The youth penalty: lower pay, lower benefits, higher sanctions
Recent Universal Credit changes will disproportionately affect young people

One of Universal Credit’s (UC’s) lesser known features is the Administrative Earnings Threshold (AET). While it might sound obscure, the AET determines the extent of conditions that someone on UC might have attached to their benefits. And more conditions means a higher likelihood of sanctions, like losing income if the conditions are not met.
In short, people getting UC need to be earning more than the AET to escape conditions around searching for work, or higher pay, that jobcentres attach to UC awards.
This is why a series of government decisions to raise the AET needs more attention, especially given that young people are likely to be most negatively affected.
AET increases are accelerating — widening the scope of conditionality and sanctions
Our report on in-work conditionality highlighted recent increases in the AET, and the government intends to go even further.

With a higher AET, more people on UC will earn less than the new threshold, unless they can quickly increase their hours or pay. In most cases, they’ll become subject to an intensive work search (IWS) regime, meaning stricter expectations of searching for higher paid work will be applied. Previously, they’d have fallen into the ‘light touch’ regime.
IWS means more strings are attached to UC awards, which may mean more people receive sanctions (withdrawal of or reductions in their benefits for a period of time) for things like if they fail to show they’ve been searching for higher-paid work, or miss a jobcentre appointment.
Young people will bear the brunt of these changes
We know from government data that young people on UC are already more likely to be subject to conditionality. And among those on UC subject to conditionality, young people are more likely to receive a sanction — particularly people in their early twenties (this is partly because they’re less likely to have a disability or long-term health condition, and so are more likely to be subject to the maximum job search requirements).
The AET changes are likely to make this situation worse. Equality impact assessments produced alongside the AET decisions show that young people are far more likely than other age groups to have earnings below the new threshold, and so are more likely to be subject to stricter conditionality.
Young people are facing a triple whammy
The explanation for this impact is relatively simple: most young people don’t qualify for the National Living Wage (NLW), even though it’s the reference point for calculating the AET. The NLW rate of £10.42 per hour is only available to those aged 23 or over. People aged 17 or below, 18–20 and 21–22 are eligible instead for National Minimum Wage (NMW) rates of, respectively, £5.28, £7.49 and £10.18 per hour.
This means low-income young people have to work more than older groups to rise above the AET, even more now as the threshold increases.

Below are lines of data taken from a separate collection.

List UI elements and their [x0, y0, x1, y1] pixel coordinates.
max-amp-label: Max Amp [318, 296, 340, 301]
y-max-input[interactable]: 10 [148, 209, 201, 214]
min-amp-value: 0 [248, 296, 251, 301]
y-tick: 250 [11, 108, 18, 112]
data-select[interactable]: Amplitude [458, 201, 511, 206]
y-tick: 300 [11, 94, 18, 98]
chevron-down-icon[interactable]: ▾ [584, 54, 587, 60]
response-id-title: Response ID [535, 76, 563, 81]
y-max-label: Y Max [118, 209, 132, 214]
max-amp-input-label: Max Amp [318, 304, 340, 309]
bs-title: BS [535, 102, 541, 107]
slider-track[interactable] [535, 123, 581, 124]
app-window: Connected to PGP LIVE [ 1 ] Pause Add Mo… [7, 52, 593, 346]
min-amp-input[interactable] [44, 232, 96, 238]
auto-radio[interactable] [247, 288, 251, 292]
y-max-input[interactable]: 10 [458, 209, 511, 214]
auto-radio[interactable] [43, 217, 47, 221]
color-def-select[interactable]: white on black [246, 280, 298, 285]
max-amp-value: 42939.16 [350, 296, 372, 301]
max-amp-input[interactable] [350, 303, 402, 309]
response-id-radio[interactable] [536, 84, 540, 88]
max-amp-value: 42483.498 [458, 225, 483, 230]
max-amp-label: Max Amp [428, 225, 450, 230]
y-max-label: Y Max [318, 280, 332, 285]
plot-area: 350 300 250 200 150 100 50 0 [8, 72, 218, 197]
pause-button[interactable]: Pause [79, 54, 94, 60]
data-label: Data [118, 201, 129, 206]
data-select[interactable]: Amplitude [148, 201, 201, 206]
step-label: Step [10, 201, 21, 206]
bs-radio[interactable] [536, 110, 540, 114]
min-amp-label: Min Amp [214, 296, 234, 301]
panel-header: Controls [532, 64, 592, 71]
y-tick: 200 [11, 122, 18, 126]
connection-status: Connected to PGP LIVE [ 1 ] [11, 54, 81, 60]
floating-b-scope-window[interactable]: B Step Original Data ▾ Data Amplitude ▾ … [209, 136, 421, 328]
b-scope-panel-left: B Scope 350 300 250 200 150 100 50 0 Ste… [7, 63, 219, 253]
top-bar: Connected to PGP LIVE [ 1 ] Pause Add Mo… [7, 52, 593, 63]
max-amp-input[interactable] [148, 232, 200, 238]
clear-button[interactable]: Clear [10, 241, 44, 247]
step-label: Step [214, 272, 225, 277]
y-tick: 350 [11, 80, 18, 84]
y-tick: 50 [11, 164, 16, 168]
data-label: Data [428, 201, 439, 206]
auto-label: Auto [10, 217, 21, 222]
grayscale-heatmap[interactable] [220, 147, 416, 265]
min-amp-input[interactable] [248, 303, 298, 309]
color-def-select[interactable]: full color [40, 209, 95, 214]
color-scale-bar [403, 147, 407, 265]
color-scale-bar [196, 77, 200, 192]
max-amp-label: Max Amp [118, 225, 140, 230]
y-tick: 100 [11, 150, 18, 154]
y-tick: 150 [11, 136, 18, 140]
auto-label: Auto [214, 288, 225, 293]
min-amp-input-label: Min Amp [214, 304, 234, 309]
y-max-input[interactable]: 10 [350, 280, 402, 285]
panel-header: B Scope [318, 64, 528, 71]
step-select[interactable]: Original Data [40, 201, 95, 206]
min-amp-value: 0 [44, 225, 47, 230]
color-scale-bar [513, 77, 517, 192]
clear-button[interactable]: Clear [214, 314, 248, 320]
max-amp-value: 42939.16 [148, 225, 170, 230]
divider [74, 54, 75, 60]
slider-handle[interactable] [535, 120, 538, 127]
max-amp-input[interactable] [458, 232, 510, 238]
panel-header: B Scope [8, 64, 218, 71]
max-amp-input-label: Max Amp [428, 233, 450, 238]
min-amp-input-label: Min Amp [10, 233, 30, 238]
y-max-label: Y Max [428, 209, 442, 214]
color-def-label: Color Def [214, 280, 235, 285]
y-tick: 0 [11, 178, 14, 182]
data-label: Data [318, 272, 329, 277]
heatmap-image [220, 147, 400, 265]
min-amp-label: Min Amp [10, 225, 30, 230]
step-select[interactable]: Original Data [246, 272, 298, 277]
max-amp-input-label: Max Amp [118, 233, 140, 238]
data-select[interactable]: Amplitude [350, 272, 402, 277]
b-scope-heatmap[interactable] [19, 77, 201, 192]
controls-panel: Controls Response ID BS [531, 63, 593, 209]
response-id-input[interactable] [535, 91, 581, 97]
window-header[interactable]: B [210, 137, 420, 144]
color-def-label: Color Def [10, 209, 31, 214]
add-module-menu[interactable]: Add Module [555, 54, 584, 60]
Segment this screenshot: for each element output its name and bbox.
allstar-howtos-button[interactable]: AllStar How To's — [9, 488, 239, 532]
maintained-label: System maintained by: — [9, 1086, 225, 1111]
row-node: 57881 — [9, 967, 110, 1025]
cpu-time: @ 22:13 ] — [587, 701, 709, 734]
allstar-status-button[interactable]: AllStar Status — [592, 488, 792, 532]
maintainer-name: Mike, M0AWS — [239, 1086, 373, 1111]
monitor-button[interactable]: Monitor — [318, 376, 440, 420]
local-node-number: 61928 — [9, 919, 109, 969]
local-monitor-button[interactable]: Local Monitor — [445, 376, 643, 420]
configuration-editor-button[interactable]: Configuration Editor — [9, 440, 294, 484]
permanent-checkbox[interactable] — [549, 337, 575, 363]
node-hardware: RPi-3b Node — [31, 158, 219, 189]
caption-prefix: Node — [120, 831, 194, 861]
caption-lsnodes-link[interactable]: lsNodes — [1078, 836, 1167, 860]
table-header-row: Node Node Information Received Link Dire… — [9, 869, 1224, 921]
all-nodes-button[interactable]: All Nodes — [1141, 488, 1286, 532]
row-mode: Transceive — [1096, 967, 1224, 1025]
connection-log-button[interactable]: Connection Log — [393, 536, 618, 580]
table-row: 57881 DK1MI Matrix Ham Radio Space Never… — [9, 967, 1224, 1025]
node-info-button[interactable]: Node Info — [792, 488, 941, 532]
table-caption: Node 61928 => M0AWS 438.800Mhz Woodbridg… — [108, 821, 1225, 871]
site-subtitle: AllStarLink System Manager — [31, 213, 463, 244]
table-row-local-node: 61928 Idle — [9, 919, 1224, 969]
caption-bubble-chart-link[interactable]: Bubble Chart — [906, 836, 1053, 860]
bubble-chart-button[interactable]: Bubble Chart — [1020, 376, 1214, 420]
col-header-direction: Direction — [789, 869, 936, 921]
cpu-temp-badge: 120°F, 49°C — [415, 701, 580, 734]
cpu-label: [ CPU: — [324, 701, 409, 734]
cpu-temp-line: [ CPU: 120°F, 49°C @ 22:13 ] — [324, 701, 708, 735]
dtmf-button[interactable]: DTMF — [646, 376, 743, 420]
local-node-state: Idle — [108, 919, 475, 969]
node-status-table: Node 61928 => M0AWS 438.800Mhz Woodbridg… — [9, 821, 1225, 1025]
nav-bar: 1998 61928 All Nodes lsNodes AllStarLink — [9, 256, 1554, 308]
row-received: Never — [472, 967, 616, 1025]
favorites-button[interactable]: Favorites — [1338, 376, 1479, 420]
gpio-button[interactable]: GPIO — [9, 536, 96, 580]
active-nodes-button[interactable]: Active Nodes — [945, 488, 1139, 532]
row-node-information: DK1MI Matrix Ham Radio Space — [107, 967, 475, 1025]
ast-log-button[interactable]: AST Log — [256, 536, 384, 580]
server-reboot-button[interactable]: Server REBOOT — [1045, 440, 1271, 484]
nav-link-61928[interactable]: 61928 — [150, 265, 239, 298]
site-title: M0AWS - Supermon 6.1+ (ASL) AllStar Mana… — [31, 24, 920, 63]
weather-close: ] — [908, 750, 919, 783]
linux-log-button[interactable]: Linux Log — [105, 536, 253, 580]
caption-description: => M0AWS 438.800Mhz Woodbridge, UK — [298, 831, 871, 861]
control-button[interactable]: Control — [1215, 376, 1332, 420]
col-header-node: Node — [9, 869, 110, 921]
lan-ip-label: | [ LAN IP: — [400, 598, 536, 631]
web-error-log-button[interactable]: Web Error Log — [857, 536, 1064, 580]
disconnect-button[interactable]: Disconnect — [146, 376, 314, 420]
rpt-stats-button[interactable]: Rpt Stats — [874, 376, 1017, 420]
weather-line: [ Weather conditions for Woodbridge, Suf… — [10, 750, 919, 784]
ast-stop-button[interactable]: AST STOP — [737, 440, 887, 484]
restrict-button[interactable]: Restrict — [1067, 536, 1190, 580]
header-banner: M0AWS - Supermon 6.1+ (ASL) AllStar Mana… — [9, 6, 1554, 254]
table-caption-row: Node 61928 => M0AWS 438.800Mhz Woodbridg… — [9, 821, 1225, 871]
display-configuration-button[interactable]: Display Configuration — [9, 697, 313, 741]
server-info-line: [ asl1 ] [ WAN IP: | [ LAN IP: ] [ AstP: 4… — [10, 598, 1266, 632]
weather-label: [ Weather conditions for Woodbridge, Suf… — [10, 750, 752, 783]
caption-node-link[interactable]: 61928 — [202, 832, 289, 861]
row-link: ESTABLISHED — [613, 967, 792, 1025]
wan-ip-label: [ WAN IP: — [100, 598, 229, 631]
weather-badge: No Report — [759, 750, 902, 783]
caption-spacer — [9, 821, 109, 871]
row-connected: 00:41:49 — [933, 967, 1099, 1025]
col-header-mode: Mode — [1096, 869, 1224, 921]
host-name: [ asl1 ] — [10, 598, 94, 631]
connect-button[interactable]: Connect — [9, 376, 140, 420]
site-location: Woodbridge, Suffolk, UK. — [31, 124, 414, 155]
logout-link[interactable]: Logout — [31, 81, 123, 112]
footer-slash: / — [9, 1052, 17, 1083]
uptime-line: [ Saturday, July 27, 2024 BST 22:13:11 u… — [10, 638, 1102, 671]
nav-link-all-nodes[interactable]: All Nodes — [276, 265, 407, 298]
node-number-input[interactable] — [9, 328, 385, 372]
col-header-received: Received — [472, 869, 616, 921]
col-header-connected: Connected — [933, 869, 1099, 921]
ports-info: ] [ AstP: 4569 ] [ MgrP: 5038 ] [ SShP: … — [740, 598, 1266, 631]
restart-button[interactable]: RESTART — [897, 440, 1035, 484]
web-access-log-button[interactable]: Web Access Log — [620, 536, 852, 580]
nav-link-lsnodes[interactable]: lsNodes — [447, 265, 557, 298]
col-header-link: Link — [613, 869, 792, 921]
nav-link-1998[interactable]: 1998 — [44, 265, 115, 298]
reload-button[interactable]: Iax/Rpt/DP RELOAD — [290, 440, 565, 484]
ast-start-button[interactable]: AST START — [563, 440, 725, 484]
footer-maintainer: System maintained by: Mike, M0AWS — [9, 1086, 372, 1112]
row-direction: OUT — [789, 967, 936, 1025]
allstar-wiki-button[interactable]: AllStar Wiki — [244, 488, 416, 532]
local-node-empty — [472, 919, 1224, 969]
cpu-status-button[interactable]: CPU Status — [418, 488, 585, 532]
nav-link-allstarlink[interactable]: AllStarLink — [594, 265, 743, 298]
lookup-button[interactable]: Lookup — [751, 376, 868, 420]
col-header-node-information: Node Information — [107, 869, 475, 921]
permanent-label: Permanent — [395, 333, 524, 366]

A 20 year-old on the NMW, for example, would have to work more than 25 hours per week, and a 17 year-old more than 35 hours per week, in order to reach the new threshold (in contrast to 18 hours for people aged 23 or over).
This is on top of the fact that people aged 24 or under already get lower rates of UC — a standard allowance of £291.11 per month for single recipients, compared to £368.74 per month for those 25+. Single people aged under 35 without children also receive lower amounts of additional support for housing costs.
As it stands Gen Z face a lower minimum wage, lower benefits, and tougher conditionality requirements than older workers receiving UC. We may all dream of being 20 again, but seeing the state of welfare today for the youngest workers, I think most of us might think twice.